Crypto on-ramp in AppKit covers external bridge flows that bring value into a GRAM wallet from another blockchain.

The crypto-on-ramp manager gives the app one surface for quotes, deposits, and status polling. The provider owns bridge routes, fees, limits, and completion status. AppKit does not expose a fiat on-ramp API.

Crypto on-ramp

A crypto on-ramp starts with bridge intent: a source chain, a source asset, and a GRAM destination. AppKit asks the provider for a quote, creates a deposit, and exposes the chain-specific instructions needed to fund it.

Deposit addresses, memos, source-chain confirmations, bridge timing, and refunds are provider concerns. AppKit surfaces status so the app can track progress without pretending to move funds itself.
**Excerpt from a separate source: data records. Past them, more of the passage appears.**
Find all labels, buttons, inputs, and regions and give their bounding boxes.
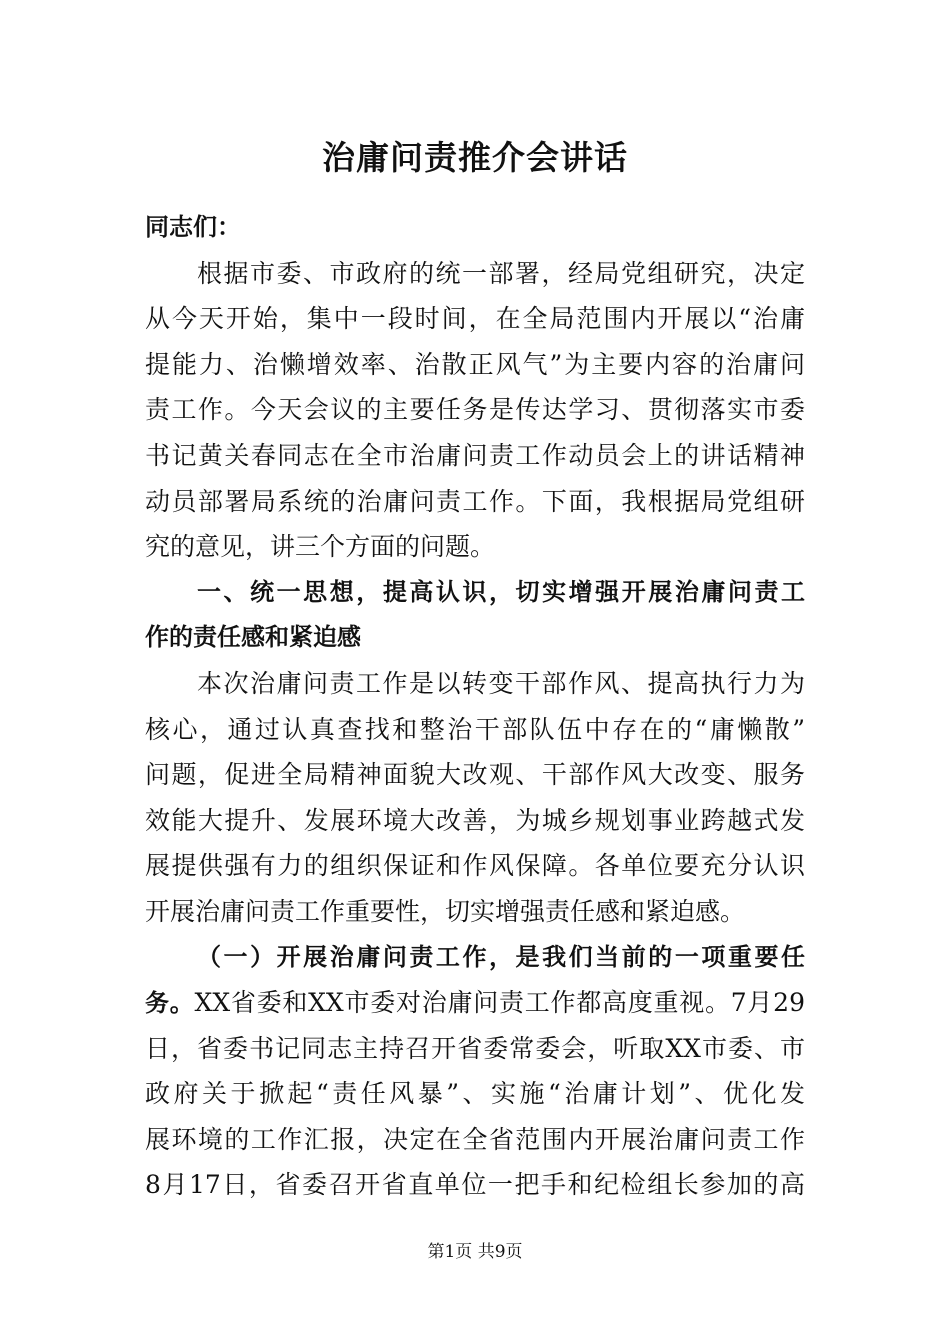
paragraph-line: 8月17日，省委召开省直单位一把手和纪检组长参加的高 (145, 1170, 805, 1200)
paragraph-line: 展提供强有力的组织保证和作风保障。各单位要充分认识 (145, 851, 805, 881)
paragraph-line: 书记黄关春同志在全市治庸问责工作动员会上的讲话精神 (145, 440, 805, 470)
paragraph-line: 根据市委、市政府的统一部署，经局党组研究，决定 (197, 258, 805, 288)
paragraph-line: 日，省委书记同志主持召开省委常委会，听取XX市委、市 (145, 1033, 805, 1063)
paragraph-line: 动员部署局系统的治庸问责工作。下面，我根据局党组研 (145, 486, 805, 516)
paragraph-line: 效能大提升、发展环境大改善，为城乡规划事业跨越式发 (145, 805, 805, 835)
paragraph-line: 展环境的工作汇报，决定在全省范围内开展治庸问责工作 (145, 1124, 805, 1154)
section-heading-line: 作的责任感和紧迫感 (145, 623, 361, 652)
salutation: 同志们： (145, 213, 241, 241)
paragraph-line: 开展治庸问责工作重要性，切实增强责任感和紧迫感。 (145, 896, 746, 926)
subsection-heading-line: （一）开展治庸问责工作，是我们当前的一项重要任 (197, 942, 805, 971)
paragraph-line: 究的意见，讲三个方面的问题。 (145, 532, 496, 562)
paragraph-line: 核心，通过认真查找和整治干部队伍中存在的“庸懒散” (145, 714, 805, 744)
document-title: 治庸问责推介会讲话 (322, 138, 628, 177)
section-heading-line: 一、统一思想，提高认识，切实增强开展治庸问责工 (197, 577, 805, 606)
paragraph-line: 从今天开始，集中一段时间，在全局范围内开展以“治庸 (145, 304, 805, 334)
paragraph-line: 责工作。今天会议的主要任务是传达学习、贯彻落实市委 (145, 395, 805, 425)
paragraph-line (145, 980, 805, 1026)
paragraph-line: 问题，促进全局精神面貌大改观、干部作风大改变、服务 (145, 760, 805, 790)
paragraph-line: 提能力、治懒增效率、治散正风气”为主要内容的治庸问 (145, 349, 805, 379)
page-footer: 第1页 共9页 (427, 1242, 523, 1262)
paragraph-line: 本次治庸问责工作是以转变干部作风、提高执行力为 (197, 668, 805, 698)
paragraph-text: XX省委和XX市委对治庸问责工作都高度重视。7月29 (194, 988, 805, 1018)
document-body (145, 205, 805, 1208)
subsection-heading-end: 务。 (145, 989, 195, 1018)
paragraph-line: 政府关于掀起“责任风暴”、实施“治庸计划”、优化发 (145, 1079, 805, 1109)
import { createCryptoOnrampDeposit, getCryptoOnrampQuote, getCryptoOnrampStatus } from '@ton/appkit';

const quote = await getCryptoOnrampQuote(appKit, {
  amount: '50000000', // 50 USDT in base units
  sourceCurrency: {
    chain: 'eip155:42161',
    address: '0xFd086bC7CD5C481DCC9C85ebE478A1C0b69FCbb9',
    symbol: 'USDT',
    decimals: 6,
  },
  targetCurrency: { address: 'gram', symbol: 'GRAM', decimals: 9 },
  recipientAddress: wallet.getAddress().toString(),
});

const deposit = await createCryptoOnrampDeposit(appKit, {
  quote,
  refundAddress: '0xYourArbitrumAddress',
});
const status = await getCryptoOnrampStatus(appKit, {
  depositId: deposit.depositId,
  providerId: deposit.providerId,
});

Tips

  • Treat a hosted URL or deposit instruction as the start of a long-running provider process.
  • Verify completion through provider status, not wallet state alone.
  • Surface provider fees, limits, and timing as provider data rather than guaranteed outcomes.